We’ve had everything except snow in the last few days, with a beautiful calm evening on Wednesday followed by a strengthening easterly wind that picked up to gale force before delivering a deluge of rain on Thursday night. Yesterday saw a morning of fog before the sun came out and today the visibility is again poor as the fog has descended, although it's expected to burn off later.

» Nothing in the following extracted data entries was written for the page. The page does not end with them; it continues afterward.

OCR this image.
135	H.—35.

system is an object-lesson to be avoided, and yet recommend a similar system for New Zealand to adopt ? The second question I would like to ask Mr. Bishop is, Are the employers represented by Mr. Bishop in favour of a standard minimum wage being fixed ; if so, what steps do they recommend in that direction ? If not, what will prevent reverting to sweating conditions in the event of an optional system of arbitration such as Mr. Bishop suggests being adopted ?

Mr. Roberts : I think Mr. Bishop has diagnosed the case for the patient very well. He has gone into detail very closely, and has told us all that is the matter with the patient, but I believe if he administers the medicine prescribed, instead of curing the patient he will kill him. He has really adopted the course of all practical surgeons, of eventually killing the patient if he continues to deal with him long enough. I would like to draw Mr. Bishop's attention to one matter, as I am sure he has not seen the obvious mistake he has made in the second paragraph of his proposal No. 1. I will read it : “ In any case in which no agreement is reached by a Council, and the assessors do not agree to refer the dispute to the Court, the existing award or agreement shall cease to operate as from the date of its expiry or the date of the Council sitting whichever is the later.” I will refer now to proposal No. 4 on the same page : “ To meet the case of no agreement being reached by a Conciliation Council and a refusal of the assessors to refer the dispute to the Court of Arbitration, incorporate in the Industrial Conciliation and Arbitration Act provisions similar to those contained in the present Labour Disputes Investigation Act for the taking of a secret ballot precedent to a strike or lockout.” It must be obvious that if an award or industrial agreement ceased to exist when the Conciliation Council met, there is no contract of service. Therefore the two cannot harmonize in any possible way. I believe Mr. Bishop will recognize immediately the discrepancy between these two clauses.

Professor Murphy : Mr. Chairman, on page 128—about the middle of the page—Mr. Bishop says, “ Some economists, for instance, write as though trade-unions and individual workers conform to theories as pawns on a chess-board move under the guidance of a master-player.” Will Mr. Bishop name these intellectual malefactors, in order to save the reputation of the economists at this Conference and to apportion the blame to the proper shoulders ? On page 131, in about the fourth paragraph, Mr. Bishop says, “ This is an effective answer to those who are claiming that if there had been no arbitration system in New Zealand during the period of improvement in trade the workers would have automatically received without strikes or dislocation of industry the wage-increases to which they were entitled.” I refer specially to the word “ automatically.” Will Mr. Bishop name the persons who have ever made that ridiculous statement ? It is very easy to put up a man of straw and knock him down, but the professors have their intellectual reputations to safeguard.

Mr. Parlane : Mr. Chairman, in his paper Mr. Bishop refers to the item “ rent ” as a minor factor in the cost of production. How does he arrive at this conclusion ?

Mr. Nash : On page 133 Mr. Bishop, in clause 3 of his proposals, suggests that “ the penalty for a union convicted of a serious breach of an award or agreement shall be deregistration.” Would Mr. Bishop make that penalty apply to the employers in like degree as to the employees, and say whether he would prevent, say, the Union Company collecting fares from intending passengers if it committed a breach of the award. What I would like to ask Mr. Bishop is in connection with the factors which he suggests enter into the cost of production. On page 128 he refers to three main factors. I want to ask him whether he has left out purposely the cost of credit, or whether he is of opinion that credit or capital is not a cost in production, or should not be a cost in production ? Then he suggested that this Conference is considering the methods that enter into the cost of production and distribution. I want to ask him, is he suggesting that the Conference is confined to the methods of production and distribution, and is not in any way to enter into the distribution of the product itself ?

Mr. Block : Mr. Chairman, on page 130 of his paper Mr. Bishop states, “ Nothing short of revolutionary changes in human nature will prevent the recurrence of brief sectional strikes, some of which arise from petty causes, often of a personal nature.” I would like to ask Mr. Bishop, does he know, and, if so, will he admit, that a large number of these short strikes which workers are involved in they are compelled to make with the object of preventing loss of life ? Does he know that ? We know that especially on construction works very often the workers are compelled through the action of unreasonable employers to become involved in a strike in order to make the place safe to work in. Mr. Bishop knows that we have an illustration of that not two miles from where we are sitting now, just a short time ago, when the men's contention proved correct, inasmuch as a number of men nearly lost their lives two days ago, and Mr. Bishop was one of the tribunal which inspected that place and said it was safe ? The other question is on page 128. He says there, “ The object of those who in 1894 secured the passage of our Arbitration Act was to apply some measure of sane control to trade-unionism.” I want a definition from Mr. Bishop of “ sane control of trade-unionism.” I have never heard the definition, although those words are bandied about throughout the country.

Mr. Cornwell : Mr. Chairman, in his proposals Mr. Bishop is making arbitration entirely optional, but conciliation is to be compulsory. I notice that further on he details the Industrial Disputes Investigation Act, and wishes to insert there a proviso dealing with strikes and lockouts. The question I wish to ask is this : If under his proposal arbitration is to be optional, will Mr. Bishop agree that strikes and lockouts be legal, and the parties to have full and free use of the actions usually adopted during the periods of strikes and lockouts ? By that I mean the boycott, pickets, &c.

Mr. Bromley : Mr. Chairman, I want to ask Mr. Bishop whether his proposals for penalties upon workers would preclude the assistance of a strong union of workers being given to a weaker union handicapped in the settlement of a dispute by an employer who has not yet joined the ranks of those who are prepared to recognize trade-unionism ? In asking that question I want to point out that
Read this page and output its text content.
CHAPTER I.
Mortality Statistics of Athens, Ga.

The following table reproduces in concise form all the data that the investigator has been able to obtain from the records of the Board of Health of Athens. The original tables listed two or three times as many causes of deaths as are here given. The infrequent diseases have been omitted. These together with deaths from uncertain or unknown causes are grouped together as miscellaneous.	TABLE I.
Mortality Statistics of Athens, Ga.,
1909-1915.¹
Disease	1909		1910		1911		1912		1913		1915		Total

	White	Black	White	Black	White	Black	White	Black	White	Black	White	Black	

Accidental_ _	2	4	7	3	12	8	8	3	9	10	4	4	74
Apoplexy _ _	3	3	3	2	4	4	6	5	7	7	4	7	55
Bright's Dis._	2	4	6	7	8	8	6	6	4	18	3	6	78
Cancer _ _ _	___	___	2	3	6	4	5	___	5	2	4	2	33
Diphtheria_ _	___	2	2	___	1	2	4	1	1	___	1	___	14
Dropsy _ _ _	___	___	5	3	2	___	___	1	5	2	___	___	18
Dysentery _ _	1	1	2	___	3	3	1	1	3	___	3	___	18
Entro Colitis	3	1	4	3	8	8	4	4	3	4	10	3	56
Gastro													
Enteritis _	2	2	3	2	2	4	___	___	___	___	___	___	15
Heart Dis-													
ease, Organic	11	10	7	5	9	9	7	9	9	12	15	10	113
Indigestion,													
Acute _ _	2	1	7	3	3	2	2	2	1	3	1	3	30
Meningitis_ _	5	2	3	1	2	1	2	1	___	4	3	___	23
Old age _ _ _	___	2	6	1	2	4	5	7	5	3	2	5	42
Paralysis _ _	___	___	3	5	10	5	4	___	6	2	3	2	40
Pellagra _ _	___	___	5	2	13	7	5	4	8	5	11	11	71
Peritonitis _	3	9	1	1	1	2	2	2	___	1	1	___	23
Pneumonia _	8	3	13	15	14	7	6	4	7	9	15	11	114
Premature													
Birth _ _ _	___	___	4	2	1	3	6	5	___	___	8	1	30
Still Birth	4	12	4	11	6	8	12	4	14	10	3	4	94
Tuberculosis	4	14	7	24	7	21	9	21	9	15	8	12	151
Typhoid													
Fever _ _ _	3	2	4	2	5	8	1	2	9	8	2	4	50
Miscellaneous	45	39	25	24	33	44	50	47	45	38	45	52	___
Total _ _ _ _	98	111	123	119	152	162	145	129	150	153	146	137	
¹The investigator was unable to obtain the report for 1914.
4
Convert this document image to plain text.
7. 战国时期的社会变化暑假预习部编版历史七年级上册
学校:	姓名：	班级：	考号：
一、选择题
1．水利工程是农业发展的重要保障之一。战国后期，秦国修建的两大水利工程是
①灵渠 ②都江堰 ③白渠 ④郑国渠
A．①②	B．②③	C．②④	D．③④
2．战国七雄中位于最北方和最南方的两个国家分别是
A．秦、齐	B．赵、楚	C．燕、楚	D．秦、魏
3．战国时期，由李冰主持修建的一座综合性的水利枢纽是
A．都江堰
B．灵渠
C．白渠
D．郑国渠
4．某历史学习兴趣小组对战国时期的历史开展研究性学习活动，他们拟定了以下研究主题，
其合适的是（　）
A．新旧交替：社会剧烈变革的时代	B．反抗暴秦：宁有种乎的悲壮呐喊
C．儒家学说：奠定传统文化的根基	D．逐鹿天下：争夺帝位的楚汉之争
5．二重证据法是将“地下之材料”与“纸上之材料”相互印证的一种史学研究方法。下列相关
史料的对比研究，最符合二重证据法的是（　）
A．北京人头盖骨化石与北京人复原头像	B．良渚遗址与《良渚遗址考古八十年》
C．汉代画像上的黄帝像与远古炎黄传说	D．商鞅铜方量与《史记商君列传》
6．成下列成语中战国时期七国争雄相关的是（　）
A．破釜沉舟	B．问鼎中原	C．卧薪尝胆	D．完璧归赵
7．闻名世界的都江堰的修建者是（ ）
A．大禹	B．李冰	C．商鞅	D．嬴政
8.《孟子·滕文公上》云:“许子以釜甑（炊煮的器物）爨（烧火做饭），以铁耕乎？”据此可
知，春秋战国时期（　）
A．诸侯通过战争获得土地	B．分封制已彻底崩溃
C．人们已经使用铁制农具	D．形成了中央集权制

In amongst all that, the news came down from Shetland of Arctic and Great Reed Warbler being found, so surely we would have something here as well… Yesterday saw a check of the island produce a small selection of migrants, presumably all lingering ones (Spotted Flycatcher, Woodpigeon, Whitethroat, a few Chiffchaff etc), but today proved that it’s never wise to write off the spring on Fair Isle. Jason's early morning trap round produced three birds: a Starling, a Marsh Warbler (in the Gully) then, saving the best to last, a Paddyfield Warbler in the Plantation.
|The 19th Paddyfield Warbler for Fair Isle (where Britain's first was found in 1925) but only the 5th in spring. As with many rare birds, Fair Isle enjoys a superb reputation for this species, having recorded more than any other county in the UK.
|This morning's Marsh Warbler, a typical late spring migrant on Fair Isle, was the third to be ringed here this year.